The Last Man


I'm currently reading The Last Man by Jean-Baptiste Cousin de Grainville. Considered an "ur-text", the back of the book (which was originally published in 1805, in French, by the Frenchies) informs me that this book was "the first end -of-the-world story in future fiction" and is "essential reading for anyone interested in the roots of science fiction". I'm only forty pages in, and it's slow going due to the old-school "let's have our characters only speak in long paragraph form" approach to dialogue. Overall, though, it's pretty interesting. Adam, from Adam and Eve fame, has been chained to the mouth of hell for all eternity, doomed to watch the bad humans march before him and suffer, and is released only to help bring on the end of the world, eons later (after the moon, among other minor trifles like England, has been destroyed). Poor Adam, can't the father of humanity catch a break?

The cover of my edition of The Last Man has a woodcut from the artist Gustave Dore. His work is as interesting as the book itself. Here are a few more prints:

Crusaders On the Nile
Scene from The Inferno
Lucifer Paradise Lost

3 comments:

Clurg said...

I guess you, Kelly, and I have a common and crazy interest in the whole utopia/last-man-on-earth thing.

Dore is amazing.
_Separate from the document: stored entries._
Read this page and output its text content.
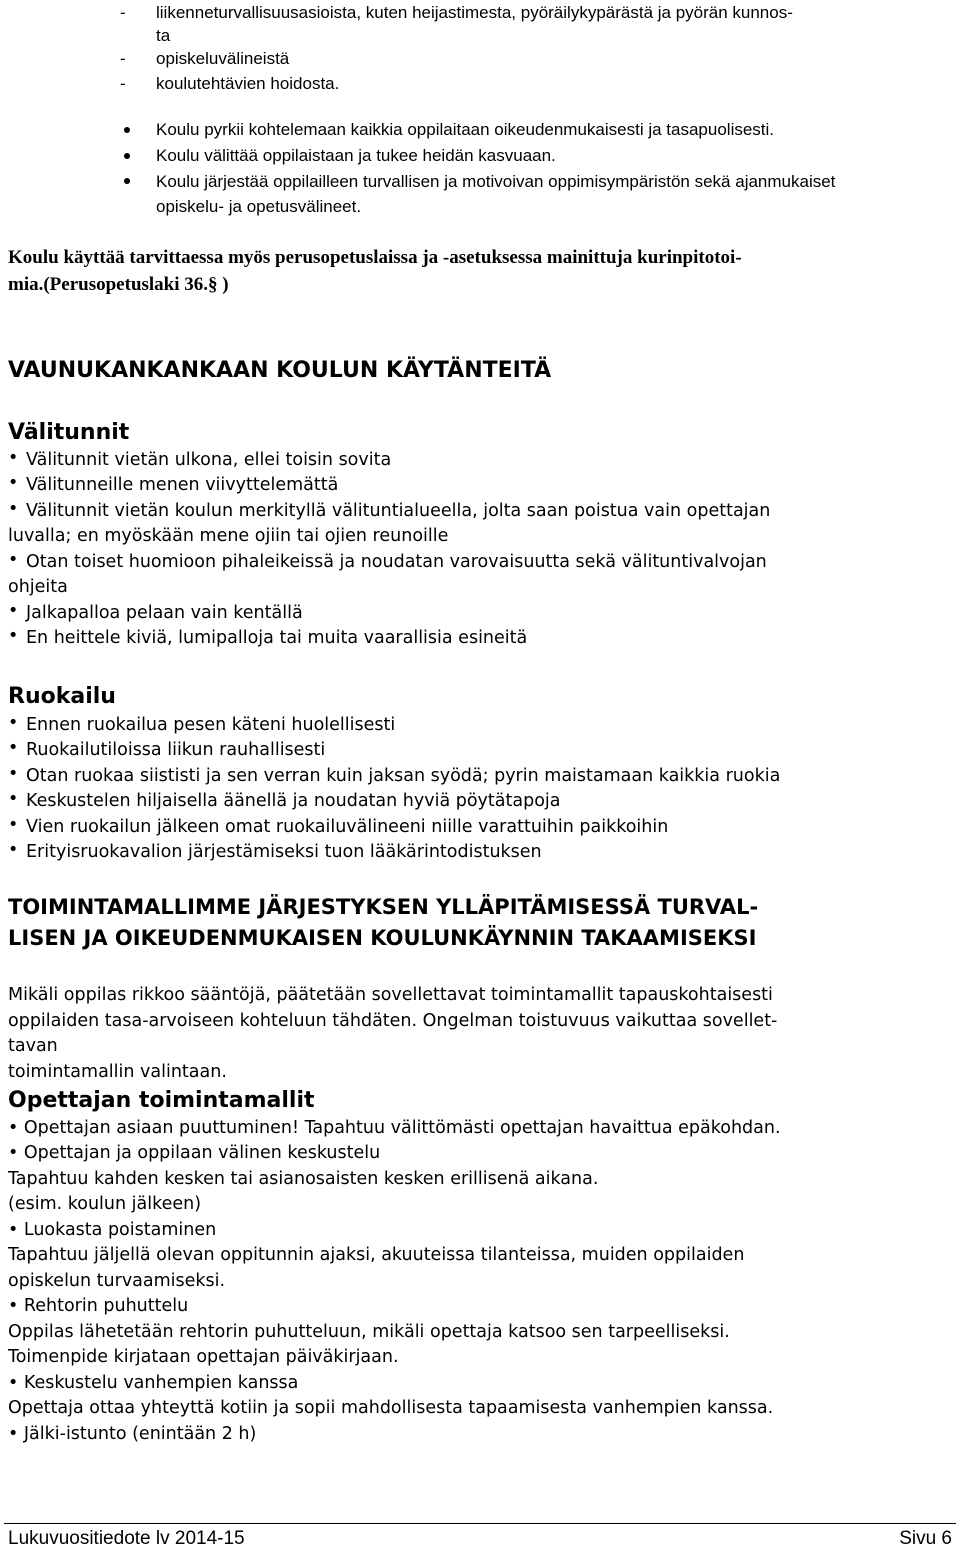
- liikenneturvallisuusasioista, kuten heijastimesta, pyöräilykypärästä ja pyörän kunnos-
ta
- opiskeluvälineistä
- koulutehtävien hoidosta.
Koulu pyrkii kohtelemaan kaikkia oppilaitaan oikeudenmukaisesti ja tasapuolisesti.
Koulu välittää oppilaistaan ja tukee heidän kasvuaan.
Koulu järjestää oppilailleen turvallisen ja motivoivan oppimisympäristön sekä ajanmukaiset
opiskelu- ja opetusvälineet.
Koulu käyttää tarvittaessa myös perusopetuslaissa ja -asetuksessa mainittuja kurinpitotoi-
mia.(Perusopetuslaki 36.§ )
VAUNUKANKANKAAN KOULUN KÄYTÄNTEITÄ
Välitunnit
• Välitunnit vietän ulkona, ellei toisin sovita
• Välitunneille menen viivyttelemättä
• Välitunnit vietän koulun merkityllä välituntialueella, jolta saan poistua vain opettajan
luvalla; en myöskään mene ojiin tai ojien reunoille
• Otan toiset huomioon pihaleikeissä ja noudatan varovaisuutta sekä välituntivalvojan
ohjeita
• Jalkapalloa pelaan vain kentällä
• En heittele kiviä, lumipalloja tai muita vaarallisia esineitä
Ruokailu
• Ennen ruokailua pesen käteni huolellisesti
• Ruokailutiloissa liikun rauhallisesti
• Otan ruokaa siististi ja sen verran kuin jaksan syödä; pyrin maistamaan kaikkia ruokia
• Keskustelen hiljaisella äänellä ja noudatan hyviä pöytätapoja
• Vien ruokailun jälkeen omat ruokailuvälineeni niille varattuihin paikkoihin
• Erityisruokavalion järjestämiseksi tuon lääkärintodistuksen
TOIMINTAMALLIMME JÄRJESTYKSEN YLLÄPITÄMISESSÄ TURVAL-
LISEN JA OIKEUDENMUKAISEN KOULUNKÄYNNIN TAKAAMISEKSI
Mikäli oppilas rikkoo sääntöjä, päätetään sovellettavat toimintamallit tapauskohtaisesti
oppilaiden tasa-arvoiseen kohteluun tähdäten. Ongelman toistuvuus vaikuttaa sovellet-
tavan
toimintamallin valintaan.
Opettajan toimintamallit
• Opettajan asiaan puuttuminen! Tapahtuu välittömästi opettajan havaittua epäkohdan.
• Opettajan ja oppilaan välinen keskustelu
Tapahtuu kahden kesken tai asianosaisten kesken erillisenä aikana.
(esim. koulun jälkeen)
• Luokasta poistaminen
Tapahtuu jäljellä olevan oppitunnin ajaksi, akuuteissa tilanteissa, muiden oppilaiden
opiskelun turvaamiseksi.
• Rehtorin puhuttelu
Oppilas lähetetään rehtorin puhutteluun, mikäli opettaja katsoo sen tarpeelliseksi.
Toimenpide kirjataan opettajan päiväkirjaan.
• Keskustelu vanhempien kanssa
Opettaja ottaa yhteyttä kotiin ja sopii mahdollisesta tapaamisesta vanhempien kanssa.
• Jälki-istunto (enintään 2 h)
Lukuvuositiedote lv 2014-15	Sivu 6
Dore, Durer, and Bosch probably rotted my eight-year-old "I likes ta draw" brain.

I still love each of those artists.

Have you read I Am Legend and seen Last Man on Earth, the best film version of the book with Vincent Price?

Happy Apocalypsin'!

David Oppegaard said...

I've read I AM LEGEND, but I haven't seen that version of LAST MAN. I'll check it out; thanks, Clurg!

David Oppegaard said...

I finished the book. It was sort of stupid.